Loading...
Loading...
Source code corpora, bug reports, vulnerability databases, network intrusion detection, malware samples
1,591 datasets
CVEbinaryClassification is a dataset from Kaggle for binary classification tasks. The title suggests it contains data related to Common Vulnerabilities and Exposures (CVE) entries, likely with labels indicating a security status. The dataset's specific size, features, and origin are not detailed in the provided metadata.
A mapping dataset linking cybersecurity playbooks to MITRE D3FEND defensive techniques. The dataset's specific scope and volume are not detailed in the provided information. Author, organization, and last update details are unknown.
Security data for the VICIdial and Asterisk telephony systems, focusing on hardening measures. The dataset includes Common Vulnerabilities and Exposures (CVEs) and firewall configurations. Author, organization, size, and last update details are not provided.
A landmark report published by UNFPA and HelpAge International analyzes global population ageing trends. The report projects that the number of people over age 60 will surpass one billion within the next 10 years. It argues for a concerted global effort to align 21st-century society with these demographic realities.
DynamicVerse provides processed datasets for dynamic scene understanding and 4D reconstruction, integrating outputs from advanced visual models like Sa2VA, Qwen-VL, DAM, CameraBench, CoTracker, and UniDepth.
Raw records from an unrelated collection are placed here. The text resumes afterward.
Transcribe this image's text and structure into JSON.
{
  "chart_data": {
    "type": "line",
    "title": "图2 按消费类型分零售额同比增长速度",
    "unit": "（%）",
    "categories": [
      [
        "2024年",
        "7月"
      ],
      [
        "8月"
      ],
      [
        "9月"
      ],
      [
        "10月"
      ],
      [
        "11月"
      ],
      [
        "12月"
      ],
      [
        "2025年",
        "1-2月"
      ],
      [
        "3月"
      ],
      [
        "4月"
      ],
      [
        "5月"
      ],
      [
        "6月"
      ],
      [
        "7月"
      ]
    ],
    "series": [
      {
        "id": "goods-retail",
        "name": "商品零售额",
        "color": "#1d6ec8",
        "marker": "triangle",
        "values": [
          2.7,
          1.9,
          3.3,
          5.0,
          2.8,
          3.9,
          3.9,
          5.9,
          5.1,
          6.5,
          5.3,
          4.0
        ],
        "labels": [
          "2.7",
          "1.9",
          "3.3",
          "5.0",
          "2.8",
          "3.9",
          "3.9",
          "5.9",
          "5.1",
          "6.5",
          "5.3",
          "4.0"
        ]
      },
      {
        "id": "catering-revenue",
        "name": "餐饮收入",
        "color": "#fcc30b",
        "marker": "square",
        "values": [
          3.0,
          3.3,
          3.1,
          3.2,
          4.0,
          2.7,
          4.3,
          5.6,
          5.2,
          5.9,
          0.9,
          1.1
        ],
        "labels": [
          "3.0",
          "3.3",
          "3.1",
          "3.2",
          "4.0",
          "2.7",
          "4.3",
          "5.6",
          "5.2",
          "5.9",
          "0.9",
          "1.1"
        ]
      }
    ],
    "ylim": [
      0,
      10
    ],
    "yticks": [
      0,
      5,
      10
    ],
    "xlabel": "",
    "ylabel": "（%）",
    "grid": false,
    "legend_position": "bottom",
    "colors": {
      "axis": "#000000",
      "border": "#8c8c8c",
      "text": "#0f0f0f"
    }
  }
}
The framework supports end-to-end processing from video input to 4D scene models, covering multiple mainstream dynamic scene categories.
Phishing Dataset for URL Classification is a Kaggle-hosted resource for machine learning in cybersecurity. The dataset's specific size, features, and collection methodology are not detailed in the provided metadata. Its primary purpose appears to be training models to distinguish malicious URLs from legitimate ones.
Aggregating firewall metrics used to train and test unsupervised machine learning-based Intrusion Detection Systems for detecting malicious active scans on corporate networks. It was created by Matana da Rocha, Paulo and used in the associated research paper, with a last update recorded in February 2026.
Terminal-Bench Pro is a benchmark dataset for evaluating AI agents on terminal-based tasks. It contains 400 tasks across eight domains, including data processing, games, debugging, and machine learning, derived from real-world scenarios and GitHub issues. The dataset was created by alibabagroup and last updated on January 5, 2026.
Crisis and Commitment: United States Policy toward Taiwan, 1950-1955 is a dataset hosted on paperswithcode. The title suggests it contains textual materials related to a specific historical period of diplomatic relations. The dataset's license is listed as closed, and its author and organization are unknown.
The 2010 Interagency Autism Coordinating Committee Strategic Plan for Autism Spectrum Disorder Research is a document outlining research priorities and objectives. It was published on the paperswithcode platform. The dataset likely contains the text of the strategic plan, which may include goals, recommendations, and research areas.
International Paralympic Committee (IPC) data is listed on paperswithcode. The dataset likely contains information related to Paralympic sports and events. Its specific content, size, and structure are unknown from the provided metadata.
Malware Durjoy is a dataset published on Kaggle. Its specific content, size, and origin are not detailed in the provided metadata. The dataset likely contains information related to malware analysis or cybersecurity threats.
Report of the Dietary Guidelines Advisory Committee on the Dietary Guidelines for Americans, 2000, published on paperswithcode. The document likely contains scientific reviews, nutritional recommendations, and policy advice. Its specific content, structure, and authorship details require verification after download.
A 2007 status report reviewing developments against data since the 2003 Programme for Action publication. It considers progress against a Public Service Agreement target, national headline indicators, and government commitments. The report highlights the challenging nature of the health inequalities PSA target for 2010.
The seventh report of the Joint National Committee on prevention, detection, evaluation, and treatment of high blood pressure. The document lists the committee members, including Aram V. Chobanian, George L. Bakris, and others from the National High Blood Pressure Education Program Coordinating Committee. The platform 'paperswithcode' indicates it is likely a text document related to medical and engineering research.
Openclaw Opencode Dataset is a collection of open source code, likely focused on text processing and software development. The dataset was created by user awax1122 and was last updated on Hugging Face in February 2026. Its specific size and scope are not detailed in the available metadata.
Funsqlqueries is a dataset for training models on SQL queries, created by JuliaHealthOrg. The dataset is in a development phase, with a small subset available for training as of its last update on 2026-02-04. The maintainers are actively working to complete the dataset and are inviting contributions from other developers.
cybersecurity_attacks is a dataset hosted on Kaggle. The dataset likely contains records of various cyber threats or network intrusion attempts. Its specific content, size, and origin require verification after download.
Malware dataset values is a dataset hosted on Kaggle. The dataset's specific content, size, and origin are not detailed in the provided metadata. Its actual structure and features require verification after download.
A dataset titled 'Kids Dataset' published on Kaggle. The specific content, size, and origin are not detailed in the provided metadata. Columns and sample data are unknown, requiring download for verification.